Sida corrugata commonly known as corrugate sida, is a flowering plant in the family Malvaceae. It is a spreading perennial with yellow flowers, hairy leaves and grows on all mainland states of Australia with the exception of Western Australia and the Northern Territory.

==Description==
Sida corrugata is a decumbent or prostrate perennial, spreading to 30 cm in diameter, smooth or with a dense covering of matted hairs. Leaves are arranged alternately, hairy, narrowly ovate or linear 5-50 mm long, 2-10 mm wide, rounded at the base or almost heart-shaped, grayish green to dark green on upper surface, paler underneath and finely toothed along the margin on a petiole 1.3-2.3 mm long.
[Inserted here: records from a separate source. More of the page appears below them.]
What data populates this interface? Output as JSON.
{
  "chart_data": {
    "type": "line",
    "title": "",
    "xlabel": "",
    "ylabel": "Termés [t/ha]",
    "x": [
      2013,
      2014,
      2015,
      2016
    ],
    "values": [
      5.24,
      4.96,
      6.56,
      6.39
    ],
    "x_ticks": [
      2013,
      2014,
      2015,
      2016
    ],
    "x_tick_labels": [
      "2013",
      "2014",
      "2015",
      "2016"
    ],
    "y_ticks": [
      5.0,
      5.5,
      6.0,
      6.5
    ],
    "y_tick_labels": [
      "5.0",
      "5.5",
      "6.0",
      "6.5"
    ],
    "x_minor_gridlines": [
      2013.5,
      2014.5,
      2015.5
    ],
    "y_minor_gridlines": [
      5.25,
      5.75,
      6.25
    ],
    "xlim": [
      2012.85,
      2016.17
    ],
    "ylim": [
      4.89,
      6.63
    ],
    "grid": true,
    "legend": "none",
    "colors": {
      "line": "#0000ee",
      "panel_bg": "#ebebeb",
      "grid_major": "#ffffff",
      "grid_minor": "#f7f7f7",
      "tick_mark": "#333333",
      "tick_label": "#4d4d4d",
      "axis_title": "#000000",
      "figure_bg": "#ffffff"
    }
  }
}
Flowers have five yellow petals 5-6 mm long, calyx lobes 1.5-2.5 mm long, triangular-shaped ending in point at the apex. Flowering may occur at any time of the year and the fruit is a deeply corrugated globe-shaped mericarp, 5 mm in diameter and densely covered in short, soft hairs.

==Taxonomy==
Sida corrugata was first formally described in 1838 by John Lindley and the description was published in Three Expeditions into the interior of Eastern Australia.

==Distribution and habitat==
Corrugate sida grows in a variety of situations including clay, fertile loams and sandy soils in grassland and woodlands in New South Wales, Queensland, Victoria, South Australia and the Northern Territory.